Smith menjelaskan, perhitungan ekspor ini baru sebatas minyak mentah yang dikirim melalui jalur laut. Belum termasuk minyak mentah yang dialirkan langsung melalui pipa dari Rusia ke China. Sebelum invasi Rusia ke Ukraina, duapertiga pembeli minyak adalah negara-negara Eropa. Adanya embargo ekonomi atas Rusia ini membuat Eropa mencari sumber-sumber energi baru.
China dan India sebagai sahabat dekat Rusia mengambil alih pangsa pasar minyak. China, meskipun tidak mengecam serangan Rusia ke Ukraina dan meminta penyegeraan gencatan senjata tetap membeli dari Moskwa. Adapun India sama sekali tidak mengeluarkan pernyataan soal invasi. Mereka beralasan bahwa kebutuhan energi nasional lebih penting sehingga membeli minyak dari Rusia adalah solusi yang menguntungkan bagi kedua belah pihak.

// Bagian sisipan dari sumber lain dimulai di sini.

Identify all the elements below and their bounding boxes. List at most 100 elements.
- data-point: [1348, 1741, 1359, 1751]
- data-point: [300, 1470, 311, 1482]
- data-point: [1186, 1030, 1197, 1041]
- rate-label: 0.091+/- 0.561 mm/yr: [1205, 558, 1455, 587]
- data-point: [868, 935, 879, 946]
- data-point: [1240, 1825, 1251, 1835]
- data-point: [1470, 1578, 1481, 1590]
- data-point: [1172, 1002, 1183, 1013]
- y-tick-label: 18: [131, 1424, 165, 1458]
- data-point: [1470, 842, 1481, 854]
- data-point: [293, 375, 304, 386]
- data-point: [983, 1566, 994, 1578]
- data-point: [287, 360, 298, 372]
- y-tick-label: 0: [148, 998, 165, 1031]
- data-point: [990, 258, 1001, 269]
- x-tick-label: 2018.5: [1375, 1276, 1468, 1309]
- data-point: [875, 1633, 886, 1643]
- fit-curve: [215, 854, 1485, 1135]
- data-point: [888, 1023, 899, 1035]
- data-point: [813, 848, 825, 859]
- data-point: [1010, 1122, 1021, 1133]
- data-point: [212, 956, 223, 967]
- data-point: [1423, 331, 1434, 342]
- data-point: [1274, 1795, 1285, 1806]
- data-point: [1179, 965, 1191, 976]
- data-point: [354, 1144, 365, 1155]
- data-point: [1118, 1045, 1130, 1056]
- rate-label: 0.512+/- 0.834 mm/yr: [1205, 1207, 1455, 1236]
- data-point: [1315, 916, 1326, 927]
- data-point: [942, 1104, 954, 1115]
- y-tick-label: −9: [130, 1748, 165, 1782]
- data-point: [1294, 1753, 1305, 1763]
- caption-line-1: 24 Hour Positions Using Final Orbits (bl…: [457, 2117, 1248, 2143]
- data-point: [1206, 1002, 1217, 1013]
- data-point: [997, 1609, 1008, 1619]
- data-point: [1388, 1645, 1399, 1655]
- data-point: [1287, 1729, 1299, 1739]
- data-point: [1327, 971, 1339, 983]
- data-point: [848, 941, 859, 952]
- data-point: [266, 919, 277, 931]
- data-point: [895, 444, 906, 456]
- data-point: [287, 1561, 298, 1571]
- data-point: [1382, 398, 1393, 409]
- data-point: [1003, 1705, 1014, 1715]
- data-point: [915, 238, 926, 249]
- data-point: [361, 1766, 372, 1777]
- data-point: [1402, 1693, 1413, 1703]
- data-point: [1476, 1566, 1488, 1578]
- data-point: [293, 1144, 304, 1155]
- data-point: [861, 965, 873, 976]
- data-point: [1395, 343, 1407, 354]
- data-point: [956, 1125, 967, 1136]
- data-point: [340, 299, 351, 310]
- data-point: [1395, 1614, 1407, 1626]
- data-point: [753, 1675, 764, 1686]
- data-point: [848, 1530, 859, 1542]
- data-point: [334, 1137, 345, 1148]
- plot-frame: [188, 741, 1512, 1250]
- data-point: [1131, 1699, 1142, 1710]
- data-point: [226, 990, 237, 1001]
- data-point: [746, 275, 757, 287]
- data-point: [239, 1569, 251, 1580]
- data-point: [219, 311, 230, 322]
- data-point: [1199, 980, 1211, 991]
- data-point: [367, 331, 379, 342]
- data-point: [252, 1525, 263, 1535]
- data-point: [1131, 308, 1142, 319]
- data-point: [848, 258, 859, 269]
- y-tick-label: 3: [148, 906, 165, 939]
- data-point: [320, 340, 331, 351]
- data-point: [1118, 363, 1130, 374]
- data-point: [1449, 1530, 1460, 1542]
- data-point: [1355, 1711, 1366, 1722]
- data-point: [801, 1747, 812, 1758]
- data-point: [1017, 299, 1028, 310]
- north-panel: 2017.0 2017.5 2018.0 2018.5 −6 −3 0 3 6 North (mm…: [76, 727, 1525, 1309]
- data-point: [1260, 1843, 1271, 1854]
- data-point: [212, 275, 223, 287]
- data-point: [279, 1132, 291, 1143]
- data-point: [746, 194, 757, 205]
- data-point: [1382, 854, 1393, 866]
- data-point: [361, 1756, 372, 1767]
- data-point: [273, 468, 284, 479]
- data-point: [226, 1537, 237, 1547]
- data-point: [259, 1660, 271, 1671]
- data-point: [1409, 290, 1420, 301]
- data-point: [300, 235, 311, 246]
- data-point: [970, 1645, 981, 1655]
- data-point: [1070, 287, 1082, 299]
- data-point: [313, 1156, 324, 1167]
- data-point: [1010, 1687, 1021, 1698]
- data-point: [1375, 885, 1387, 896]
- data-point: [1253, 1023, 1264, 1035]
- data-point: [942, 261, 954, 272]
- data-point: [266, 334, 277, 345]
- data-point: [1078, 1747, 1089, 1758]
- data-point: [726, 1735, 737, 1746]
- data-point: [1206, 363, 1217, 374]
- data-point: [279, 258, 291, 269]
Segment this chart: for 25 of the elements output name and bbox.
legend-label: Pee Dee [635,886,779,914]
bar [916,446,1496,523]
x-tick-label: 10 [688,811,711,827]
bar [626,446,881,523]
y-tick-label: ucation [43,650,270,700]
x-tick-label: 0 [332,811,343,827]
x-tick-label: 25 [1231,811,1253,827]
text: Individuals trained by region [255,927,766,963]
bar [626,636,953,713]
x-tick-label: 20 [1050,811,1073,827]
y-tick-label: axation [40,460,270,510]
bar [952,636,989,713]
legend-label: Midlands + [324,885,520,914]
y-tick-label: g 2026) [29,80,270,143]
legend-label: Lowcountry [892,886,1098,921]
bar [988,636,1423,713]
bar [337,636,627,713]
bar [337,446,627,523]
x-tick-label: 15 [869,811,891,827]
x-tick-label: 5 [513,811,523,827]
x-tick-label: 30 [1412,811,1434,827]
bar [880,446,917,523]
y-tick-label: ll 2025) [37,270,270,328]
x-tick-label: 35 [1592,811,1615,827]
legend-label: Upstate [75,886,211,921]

“Patut dipahami bahwa meskipun penjualan meningkat, omzet dan laba yang diterima Rusia berkurang,” tutur Smith.
Hal ini karena Rusia menjual minyak dengan harga diskon. Kpler mencatat, omzet Rusia per Maret 2023 adalah 12,7 miliar dollar Amerika Serikat. Jumlah ini 43 persen lebih rendah dibandingkan dengan periode yang sama di tahun 2022.
Pada Desember 2022, tujuh negara terkaya di dunia (G7) dan Australia setuju untuk memberi batas harga minyak Rusia. Harga paling mahal adalah 60 dollar AS per barel turun jauh dibandingkan harga awal 90 dollar AS per barel. Apabila Rusia menjual di atas 60 dollar, mereka dilarang menggunakan jalur laut maupun kapal-kapal yang terdaftar di bawah negara-negara Eropa.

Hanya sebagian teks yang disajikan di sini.